À lire ce livre, on prend ainsi mesure d’une série proliférante de divisions face auxquelles Nietzsche semble d’autant plus dérouté qu’il se déclare simultanément porteur d’une exigence d’unité et ne se satisfait nullement d’une orientation tragique à la Kierkegaard – « ou bien… ou bien… » - qui laisserait la blessure non cicatrisée et ferait de l’hémorragie le véhicule d’une intensification proprement tragique de l’existence (en un sens du mot « tragique » ici tout différent du sens dinoysiaque que lui confère Nietzsche…).

On peut à ce titre identifier un certain nombre de scissions qui affectent la personne et/ou la doctrine de Nietzsche. Parcourons rapidement leur gerbe.

Mélodie/harmonie…

Il y a une scission mélodie/accompagnement qui, pour Nietzsche, est une condition même du beau chant. Paradoxalement, la menace, pour lui, est ici dans l’inséparation (« je ne supporte plus une musique qui ne sépare point… »), non dans l’écart :

« Une musique qui ne sépare point […] la musique et l’accompagnement, je ne la supporte plus désormais qu’en tant que bref intermède, que bruit idéal qui nous fasse désirer la reprise du chant. » [7]

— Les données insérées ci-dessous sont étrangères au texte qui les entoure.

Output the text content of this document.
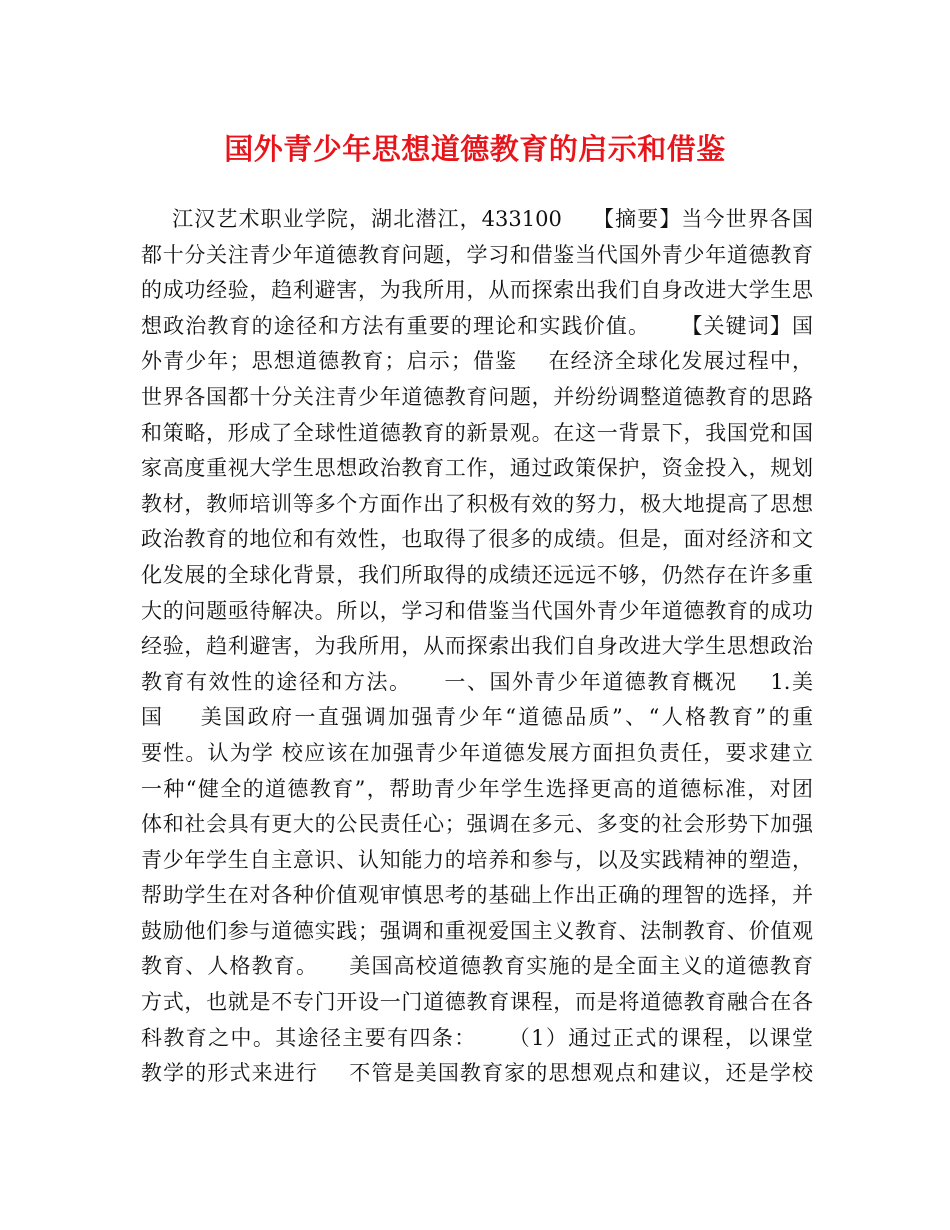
国外青少年思想道德教育的启示和借鉴
江汉艺术职业学院，湖北潜江，433100    【摘要】当今世界各国
都十分关注青少年道德教育问题，学习和借鉴当代国外青少年道德教育
的成功经验，趋利避害，为我所用，从而探索出我们自身改进大学生思
想政治教育的途径和方法有重要的理论和实践价值。    【关键词】国
外青少年；思想道德教育；启示；借鉴    在经济全球化发展过程中，
世界各国都十分关注青少年道德教育问题，并纷纷调整道德教育的思路
和策略，形成了全球性道德教育的新景观。在这一背景下，我国党和国
家高度重视大学生思想政治教育工作，通过政策保护，资金投入，规划
教材，教师培训等多个方面作出了积极有效的努力，极大地提高了思想
政治教育的地位和有效性，也取得了很多的成绩。但是，面对经济和文
化发展的全球化背景，我们所取得的成绩还远远不够，仍然存在许多重
大的问题亟待解决。所以，学习和借鉴当代国外青少年道德教育的成功
经验，趋利避害，为我所用，从而探索出我们自身改进大学生思想政治
教育有效性的途径和方法。    一、国外青少年道德教育概况    1.美
国    美国政府一直强调加强青少年“道德品质”、“人格教育”的重
要性。认为学 校应该在加强青少年道德发展方面担负责任，要求建立
一种“健全的道德教育”，帮助青少年学生选择更高的道德标准，对团
体和社会具有更大的公民责任心；强调在多元、多变的社会形势下加强
青少年学生自主意识、认知能力的培养和参与，以及实践精神的塑造，
帮助学生在对各种价值观审慎思考的基础上作出正确的理智的选择，并
鼓励他们参与道德实践；强调和重视爱国主义教育、法制教育、价值观
教育、人格教育。    美国高校道德教育实施的是全面主义的道德教育
方式，也就是不专门开设一门道德教育课程，而是将道德教育融合在各
科教育之中。其途径主要有四条：    （1）通过正式的课程，以课堂
教学的形式来进行    不管是美国教育家的思想观点和建议，还是学校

Nietzsche se plaignait de ce que dans les « mélodies de la musique moderne » il fût « impossible de dire encore où est la mélodie, où l’accompagnement, où l’harmonie ». [8]

Mélodie/paroles

Mais il y a avant tout pour l’individu Nietzsche une scission quasi-originaire, un discord intérieur sans résolution apparente qu’il formule ainsi :

« Je cherche des paroles pour une mélodie que j’ai et une mélodie pour des paroles que j’ai, et ces deux choses que j’ai ne s’accordent pas ensemble, encore qu’elles viennent de la même âme. » [9]

Nietzsche s’affronte ce faisant à ce qu’il appelle

« la dualité (ou la multiplicité) irréductible dans une seule et même personne » [10]

Pour le théoricien, la ligne de conduite musicienne, dans ces conditions, devrait être de privilégier la mélodie sur les paroles en renversant la problématique de Wagner :

« Le texte proprement dit du poème devrait être composé après que la musique a été achevée, dans une continuelle adaptation à la musique : alors que jusqu’à présent, c’était le mot qui traînait la musique à sa suite. Ceci, c’est l’un des points : composer le texte après la musique ! […]  Le musicien doit guider le poète, quand la musique est achevée ! » [11]

Deux voix…

Cette opposition mélodie/paroles rejoint une opposition plus générale entre la voix qui parle et la voix qui chante : plutôt que leur recouvrement possible dans un chant bien ajusté, l’horizon reste celui d’une incompatibilité, comme l’indique clairement la directive de Zarathustra :

« Chante, et ne parle pas ! […] Chante ! Ne parle plus ! » [12]

Chanteur/chœur

D’où que le chant doive être plutôt conçu comme « sans paroles » : même si des paroles supportent l’articulation vocale, peu importe qu’elles soient compréhensibles.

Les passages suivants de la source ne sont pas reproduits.